If you’re retired, chances are you should be engaged in spigot planning. Say, what!? What is spigot planning?
Chances are you have built up retirement savings in different types of savings buckets. Perhaps you have assets housed in ordinary taxable accounts, in traditional (pre-tax) tax-favored retirement accounts, and in Roth retirement accounts. Spigot planning is the art of determining which buckets to tap to meet your annual spending goal, i.e., which spigot to turn on or off. Through clever spigot planning, you can possibly increase your long-term standard of living.
Here’s one way to approach the task. Let me set the stage. You’re retired. Say you’ve got three savings buckets: a taxable investment account, a traditional IRA, and a Roth IRA. You’ve gone through the process described in Saturday’s post, and you’ve adopted a long-term spending plan of some kind. Let’s say your plan calls for you to spend 6% of your assets this year. Start by pretending you will tap each of your buckets in proportion to their value. Then look at alternatives to see if one of them improves your long-term lot. Should you delay taking Roth distributions, and spend more of your taxable assets? Or vice versa?
Of course there are many factors to consider. And one of the most important is the tax consequences. In general, it is beneficial to delay distributions from Roth and traditional tax-favored retirement accounts for as long as the law (and your resources) allow. But going too far down that road might bunch up your taxable income in later years and put some of those distributions into a too-high tax bracket. It’s certainly not easy weighing that long-term cost against the long-term benefit of tax deferral.
Here’s a way you might be able to get the best of both worlds. Let’s say you plan to open up the taxable spigot full force, and take all of your spending this year from your taxable account. That’s good, in that it maximizes the tax deferral benefit of your two tax-favored retirement accounts. But it’s bad, in that it will put you in an extra-low tax bracket this year, at the cost of putting you in an extra-high bracket in later years. What to do, what to do? Eureka! I’ve got it! Use some of this year’s low tax bracket to convert some of your traditional IRA to a Roth IRA—just enough to get you to the top of your extra-low tax bracket. Then you can tap some of that newly bulked-up Roth IRA in a later year—tax-free—to avoid kicking yourself into a higher bracket. Voila! You retain (actually improve) the benefit of tax deferral and avoid creating a future high tax bracket.

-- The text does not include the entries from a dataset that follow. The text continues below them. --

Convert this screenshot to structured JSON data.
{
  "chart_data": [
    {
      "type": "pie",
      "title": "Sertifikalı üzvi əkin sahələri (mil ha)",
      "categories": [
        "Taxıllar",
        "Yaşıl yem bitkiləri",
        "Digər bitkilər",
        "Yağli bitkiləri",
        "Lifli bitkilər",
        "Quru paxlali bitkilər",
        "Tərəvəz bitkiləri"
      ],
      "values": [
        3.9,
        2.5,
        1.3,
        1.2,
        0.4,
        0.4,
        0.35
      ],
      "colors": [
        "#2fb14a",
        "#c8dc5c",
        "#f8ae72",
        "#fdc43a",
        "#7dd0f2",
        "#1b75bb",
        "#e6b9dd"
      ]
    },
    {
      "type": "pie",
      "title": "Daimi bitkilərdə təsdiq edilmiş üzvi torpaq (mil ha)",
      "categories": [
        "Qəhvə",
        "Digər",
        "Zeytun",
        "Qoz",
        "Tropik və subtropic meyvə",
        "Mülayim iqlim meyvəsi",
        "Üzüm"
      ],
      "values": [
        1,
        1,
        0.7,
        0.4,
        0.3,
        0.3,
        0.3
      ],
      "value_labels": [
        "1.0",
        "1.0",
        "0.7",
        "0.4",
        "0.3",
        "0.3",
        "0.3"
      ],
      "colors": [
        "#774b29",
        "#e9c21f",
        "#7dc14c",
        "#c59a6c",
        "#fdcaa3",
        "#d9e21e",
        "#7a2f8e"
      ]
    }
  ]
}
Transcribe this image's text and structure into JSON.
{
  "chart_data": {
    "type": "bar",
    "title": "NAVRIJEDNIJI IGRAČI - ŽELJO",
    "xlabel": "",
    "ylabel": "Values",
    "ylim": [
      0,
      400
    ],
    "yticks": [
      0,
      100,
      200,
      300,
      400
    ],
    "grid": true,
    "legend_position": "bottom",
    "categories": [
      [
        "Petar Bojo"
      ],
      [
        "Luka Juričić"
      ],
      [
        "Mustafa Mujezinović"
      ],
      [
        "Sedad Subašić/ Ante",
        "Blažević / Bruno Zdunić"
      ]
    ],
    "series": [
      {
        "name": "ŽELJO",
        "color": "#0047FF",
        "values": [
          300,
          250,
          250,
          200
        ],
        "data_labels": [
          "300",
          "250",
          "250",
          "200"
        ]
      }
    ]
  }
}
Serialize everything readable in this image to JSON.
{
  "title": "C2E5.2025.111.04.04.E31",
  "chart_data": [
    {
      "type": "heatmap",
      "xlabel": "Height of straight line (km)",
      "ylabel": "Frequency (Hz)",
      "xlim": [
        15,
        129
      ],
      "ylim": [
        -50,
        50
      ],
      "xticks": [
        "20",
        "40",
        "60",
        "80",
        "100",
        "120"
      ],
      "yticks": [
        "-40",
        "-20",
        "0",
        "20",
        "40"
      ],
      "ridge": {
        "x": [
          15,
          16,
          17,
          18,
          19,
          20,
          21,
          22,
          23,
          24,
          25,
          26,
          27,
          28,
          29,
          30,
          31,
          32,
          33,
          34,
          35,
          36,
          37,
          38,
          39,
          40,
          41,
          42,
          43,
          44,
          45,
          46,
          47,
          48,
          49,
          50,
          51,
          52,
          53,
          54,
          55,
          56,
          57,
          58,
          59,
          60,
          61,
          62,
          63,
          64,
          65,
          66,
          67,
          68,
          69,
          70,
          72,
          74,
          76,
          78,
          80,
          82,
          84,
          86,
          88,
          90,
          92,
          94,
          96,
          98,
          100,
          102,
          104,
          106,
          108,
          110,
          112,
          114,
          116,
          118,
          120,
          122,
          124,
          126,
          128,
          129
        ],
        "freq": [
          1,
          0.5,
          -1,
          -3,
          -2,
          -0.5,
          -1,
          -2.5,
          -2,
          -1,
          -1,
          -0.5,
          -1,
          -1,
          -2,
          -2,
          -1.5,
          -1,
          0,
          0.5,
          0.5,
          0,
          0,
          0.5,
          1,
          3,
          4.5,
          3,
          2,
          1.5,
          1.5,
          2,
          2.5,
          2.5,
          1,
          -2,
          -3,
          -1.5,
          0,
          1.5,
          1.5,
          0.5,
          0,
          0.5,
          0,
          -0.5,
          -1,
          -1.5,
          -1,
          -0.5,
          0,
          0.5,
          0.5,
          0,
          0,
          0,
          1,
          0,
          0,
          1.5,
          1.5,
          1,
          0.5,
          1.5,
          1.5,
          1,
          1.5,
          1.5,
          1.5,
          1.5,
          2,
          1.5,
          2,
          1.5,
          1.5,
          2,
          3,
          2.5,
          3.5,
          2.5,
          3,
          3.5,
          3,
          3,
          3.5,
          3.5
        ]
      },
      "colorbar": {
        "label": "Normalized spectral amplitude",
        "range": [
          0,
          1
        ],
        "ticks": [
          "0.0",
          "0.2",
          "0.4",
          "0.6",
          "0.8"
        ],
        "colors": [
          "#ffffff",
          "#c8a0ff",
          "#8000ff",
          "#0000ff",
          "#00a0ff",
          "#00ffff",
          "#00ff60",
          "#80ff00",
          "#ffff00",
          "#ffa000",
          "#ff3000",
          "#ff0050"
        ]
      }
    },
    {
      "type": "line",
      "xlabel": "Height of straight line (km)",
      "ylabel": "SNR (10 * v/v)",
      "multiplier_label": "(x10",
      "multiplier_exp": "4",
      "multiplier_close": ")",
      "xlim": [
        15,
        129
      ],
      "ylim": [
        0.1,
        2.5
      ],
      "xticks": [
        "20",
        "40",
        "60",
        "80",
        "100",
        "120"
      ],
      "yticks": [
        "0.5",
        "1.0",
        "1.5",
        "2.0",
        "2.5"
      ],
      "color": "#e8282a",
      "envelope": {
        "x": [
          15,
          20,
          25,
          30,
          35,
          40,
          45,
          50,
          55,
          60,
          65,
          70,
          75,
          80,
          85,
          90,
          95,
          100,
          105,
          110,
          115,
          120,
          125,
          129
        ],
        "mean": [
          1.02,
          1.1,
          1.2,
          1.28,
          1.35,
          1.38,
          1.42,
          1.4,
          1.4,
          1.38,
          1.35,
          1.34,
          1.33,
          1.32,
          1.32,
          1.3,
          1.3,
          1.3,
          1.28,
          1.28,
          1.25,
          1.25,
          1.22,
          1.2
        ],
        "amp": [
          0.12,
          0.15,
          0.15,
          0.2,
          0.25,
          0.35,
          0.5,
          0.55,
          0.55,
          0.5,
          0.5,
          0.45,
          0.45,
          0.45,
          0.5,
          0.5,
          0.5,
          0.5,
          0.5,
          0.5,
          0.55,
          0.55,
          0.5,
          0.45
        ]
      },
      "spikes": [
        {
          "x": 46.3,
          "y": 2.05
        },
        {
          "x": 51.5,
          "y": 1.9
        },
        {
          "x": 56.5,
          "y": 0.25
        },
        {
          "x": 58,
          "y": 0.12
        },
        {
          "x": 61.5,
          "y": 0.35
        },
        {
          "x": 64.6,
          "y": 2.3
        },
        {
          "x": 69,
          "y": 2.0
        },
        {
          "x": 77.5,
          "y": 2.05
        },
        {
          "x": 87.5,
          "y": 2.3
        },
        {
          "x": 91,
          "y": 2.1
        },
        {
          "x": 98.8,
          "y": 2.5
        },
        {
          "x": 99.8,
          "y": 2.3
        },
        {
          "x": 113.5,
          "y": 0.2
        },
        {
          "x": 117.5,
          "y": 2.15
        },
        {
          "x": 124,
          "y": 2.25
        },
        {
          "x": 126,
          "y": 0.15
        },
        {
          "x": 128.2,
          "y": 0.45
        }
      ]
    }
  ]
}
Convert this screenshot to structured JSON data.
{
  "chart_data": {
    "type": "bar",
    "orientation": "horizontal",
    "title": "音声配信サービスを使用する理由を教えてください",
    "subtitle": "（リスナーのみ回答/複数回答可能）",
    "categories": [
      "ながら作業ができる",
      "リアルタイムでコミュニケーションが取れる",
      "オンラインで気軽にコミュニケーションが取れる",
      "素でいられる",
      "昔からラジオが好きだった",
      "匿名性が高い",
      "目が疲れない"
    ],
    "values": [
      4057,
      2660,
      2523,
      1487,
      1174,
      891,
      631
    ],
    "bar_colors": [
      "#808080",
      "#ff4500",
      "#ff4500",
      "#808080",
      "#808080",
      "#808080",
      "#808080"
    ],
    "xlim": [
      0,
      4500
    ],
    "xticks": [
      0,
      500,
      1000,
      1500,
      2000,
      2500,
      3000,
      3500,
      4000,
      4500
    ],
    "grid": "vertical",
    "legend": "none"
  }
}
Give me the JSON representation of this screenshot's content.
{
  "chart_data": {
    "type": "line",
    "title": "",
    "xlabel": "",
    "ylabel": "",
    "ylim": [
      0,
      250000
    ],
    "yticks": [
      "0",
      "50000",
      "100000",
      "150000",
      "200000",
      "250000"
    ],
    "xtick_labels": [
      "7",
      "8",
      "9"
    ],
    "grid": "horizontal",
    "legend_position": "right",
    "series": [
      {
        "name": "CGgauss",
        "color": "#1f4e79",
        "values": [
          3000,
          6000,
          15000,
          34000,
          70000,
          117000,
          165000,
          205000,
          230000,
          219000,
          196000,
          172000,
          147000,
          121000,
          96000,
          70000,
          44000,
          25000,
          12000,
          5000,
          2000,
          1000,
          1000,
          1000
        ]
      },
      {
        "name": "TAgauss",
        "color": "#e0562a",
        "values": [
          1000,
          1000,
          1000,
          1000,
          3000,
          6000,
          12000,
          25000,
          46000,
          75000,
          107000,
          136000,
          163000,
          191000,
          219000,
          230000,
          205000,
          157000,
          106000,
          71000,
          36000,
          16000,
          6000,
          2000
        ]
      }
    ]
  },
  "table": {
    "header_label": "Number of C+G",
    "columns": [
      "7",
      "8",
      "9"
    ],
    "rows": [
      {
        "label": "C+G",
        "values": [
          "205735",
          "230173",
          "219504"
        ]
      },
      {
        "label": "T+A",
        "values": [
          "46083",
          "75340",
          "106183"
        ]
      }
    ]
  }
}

When playing with spigot planning, be sure not to make the mistake of spending too much. After all, one of the primary goals of your spending plan is to equalize spending by the Present You and the Future You; more accurately, to equalize after-tax spending. So when you turn down the traditional IRA spigot, and yurn up the taxable account spigot, you’re building in a bigger tax bite into future years’ spending, which needs to be taken into account.
And one last thing:
Happy 200th birthday, Charles Darwin!